Paulo Leminski
Literatura, isto é, escrever sem publicar, é uma espécie de vício
secreto. Pequena perversão. Que nem colocar calcinhas de mulher. Seus
praticantes estão sujeitos a muito mais. Olhai uns pares deles.
COMPLEXO DE CASTRO ALVES - Leva os poetas a delirar se imaginando numa
tribuna em praça pública, cercado por um mar de povo, recebendo o brado do seu
bardo, o verbo quente e a exortação para a ação. Os poetas afetados deste mal
substituem a ação pela palavra.
COMPLEXO DE MACHADO DE ASSIS - Manifesta-se em um desejo irreprimível de
entrar para o Serviço Público.

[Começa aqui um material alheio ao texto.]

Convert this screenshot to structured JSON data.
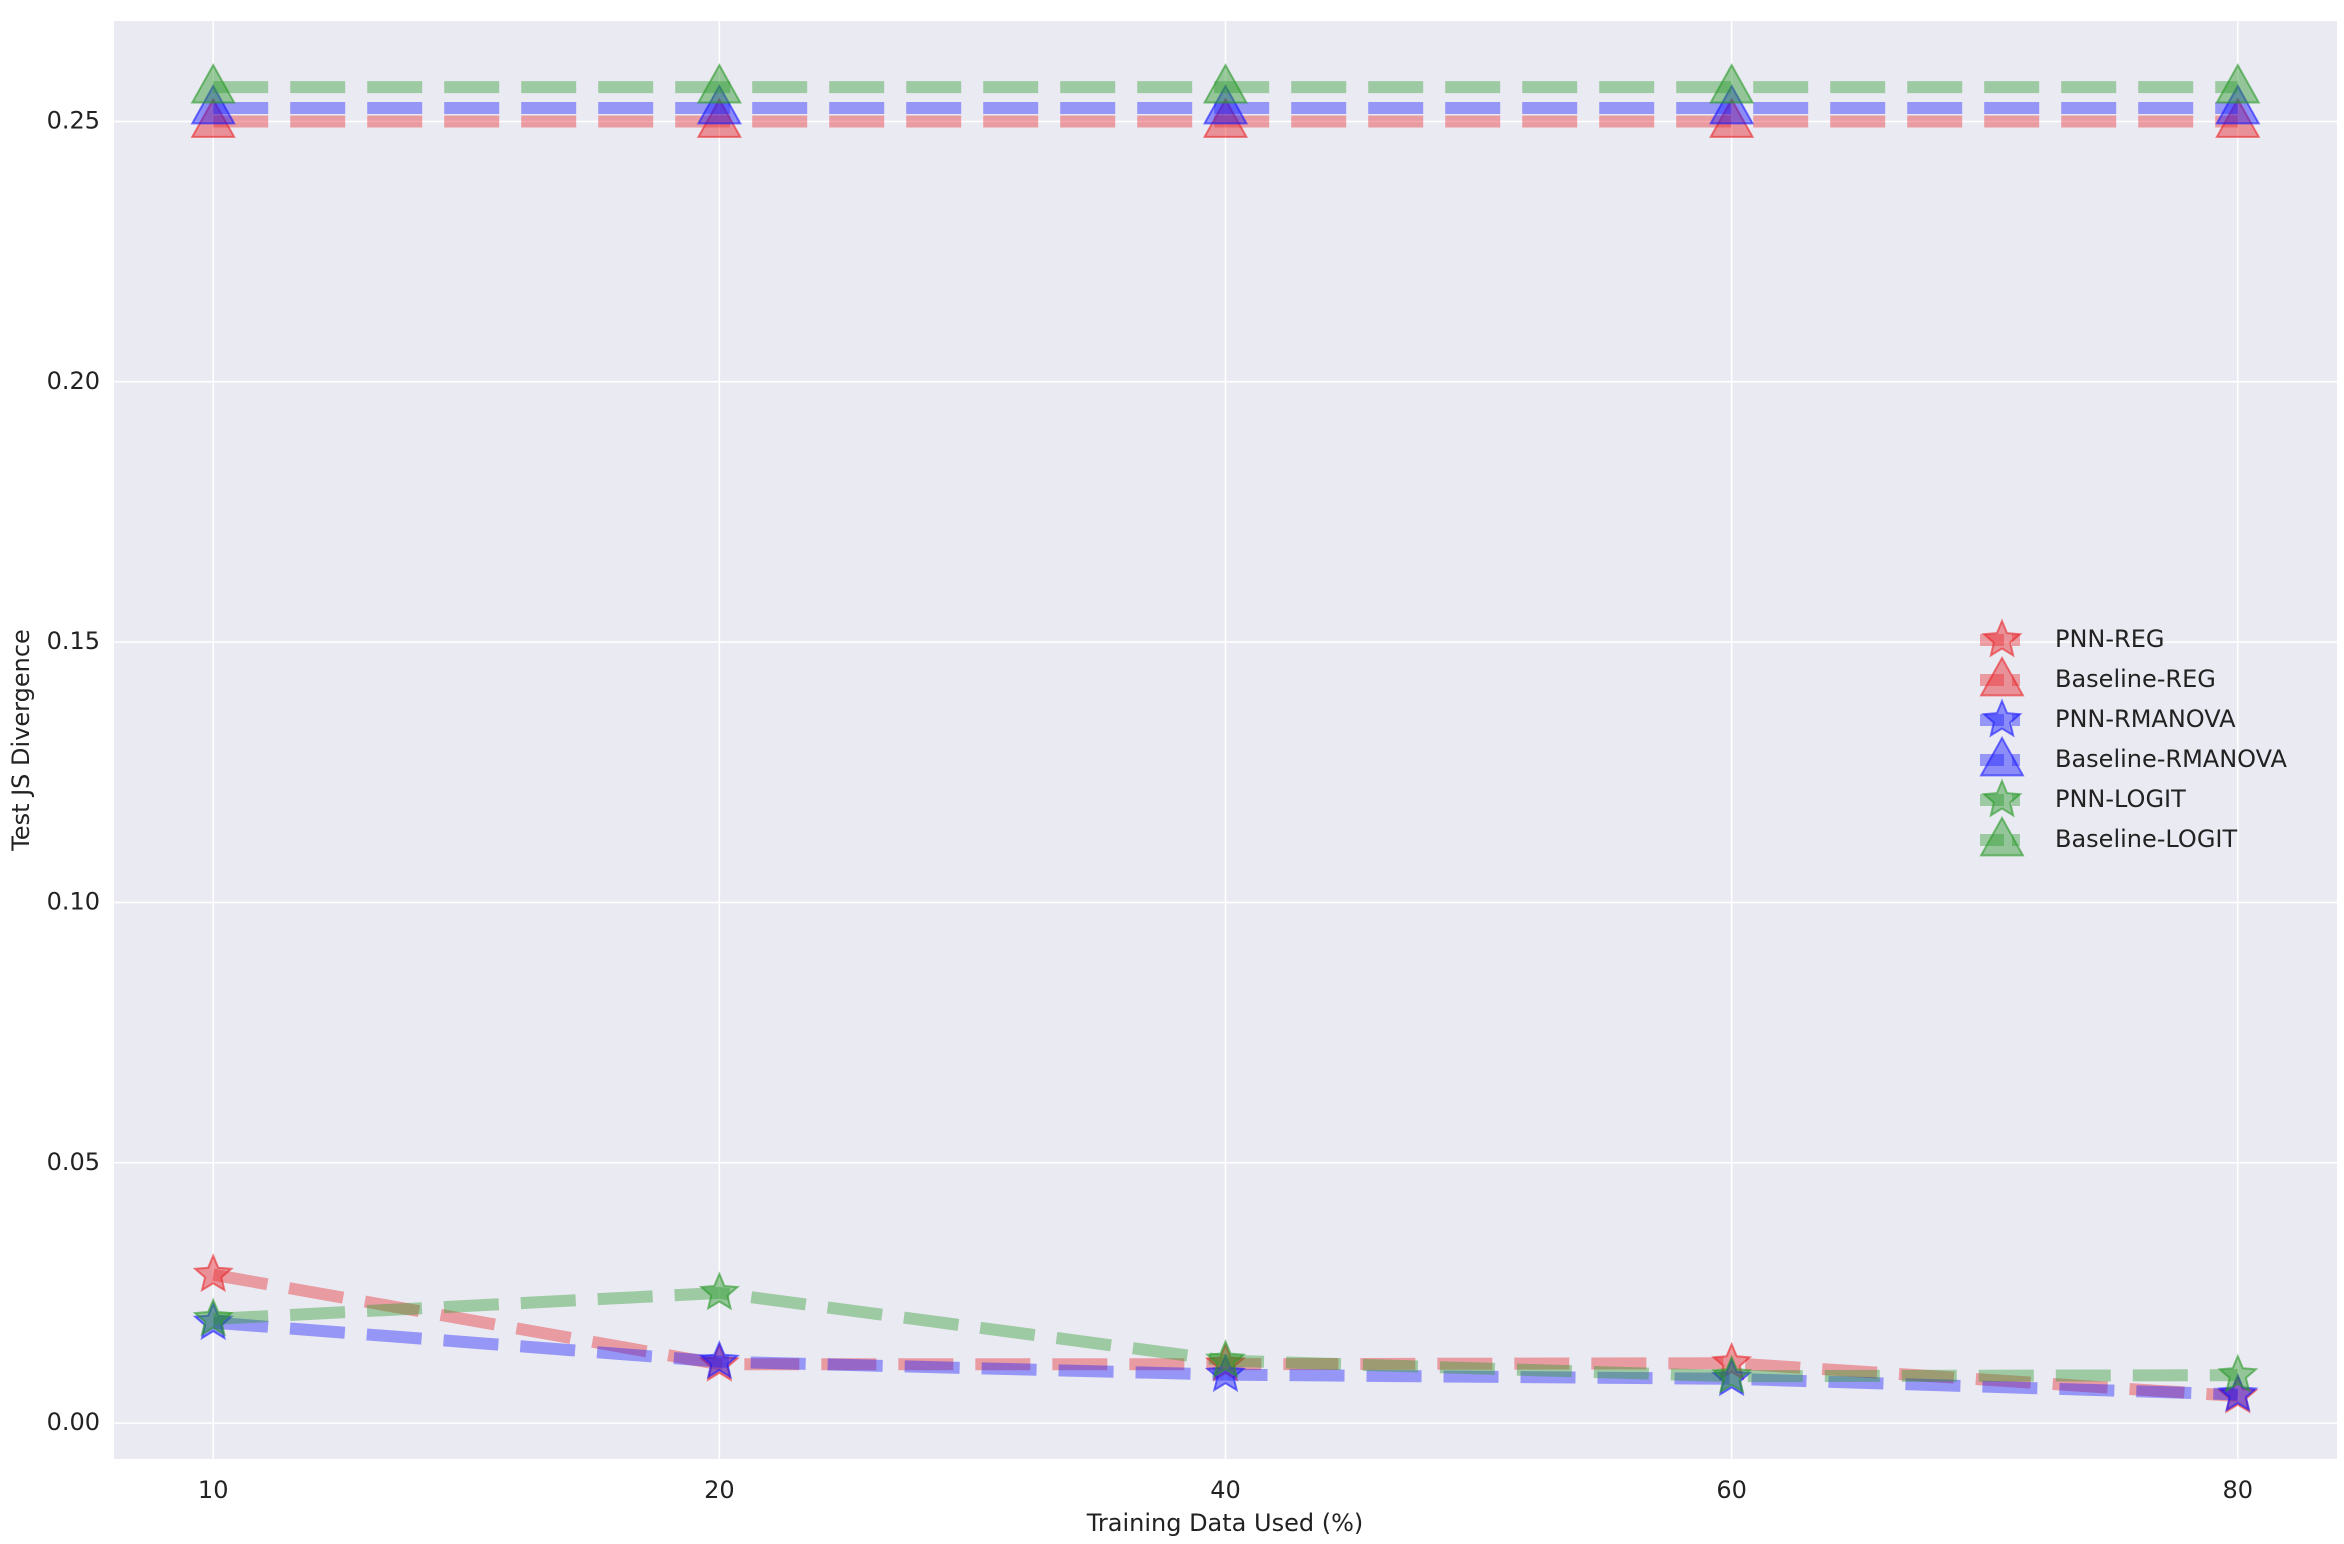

Levar vida reservada e tímida. Ter atitudes
ambíguas sobre os problemas da comunidade. Esperar a glória, pacientemente.
Alguns casos mais graves levam os pacientes a fundar academias.
COMPLEXO DE JORGE AMADO - Leva os pacientes a escrever livros e mais
livros, sofregamente, uns cada vez mais parecidos com os outros.
Frequentemente, vence pelo cansaço e acorda consagrado internacionalmente.
Pertence ao quadro deste complexo o sonhar com o Nobel. Alguns têm frenesis em
que se imaginam traduzidos para 18 idiomas.
MAL DE ROSA - Só faz vítimas entre membros do Corpo Diplomático.
O paciente imagina que é um jagunço do sertão. Conta casos estranhos,
numa linguagem meio antiga e meio sertaneja. E diz em entrevistas na Europa: -
Nós, no sertão…
SÍNDROME DE BORGES - O escritor-paciente imagina-se dentro de um livro,
atacado por citações, vidas de outros séculos. Para o paciente afetado desta
moléstia, o céu não tem estrelas. Tem asteriscos.
Ocorre de o paciente, andando em círculos, tropeçar numa vírgula,
engolir o parágrafo e bater com a cabeça num travessão.
Devem ser constantemente vigiados.
Se não melhorarem, o jeito é encaderná-los e doá-los a uma Biblioteca
Pública.
MAL DE DRUMMOND - Apenas uma variante do Complexo de Machado de Assis.
O doente pode apresentar dores abdominais.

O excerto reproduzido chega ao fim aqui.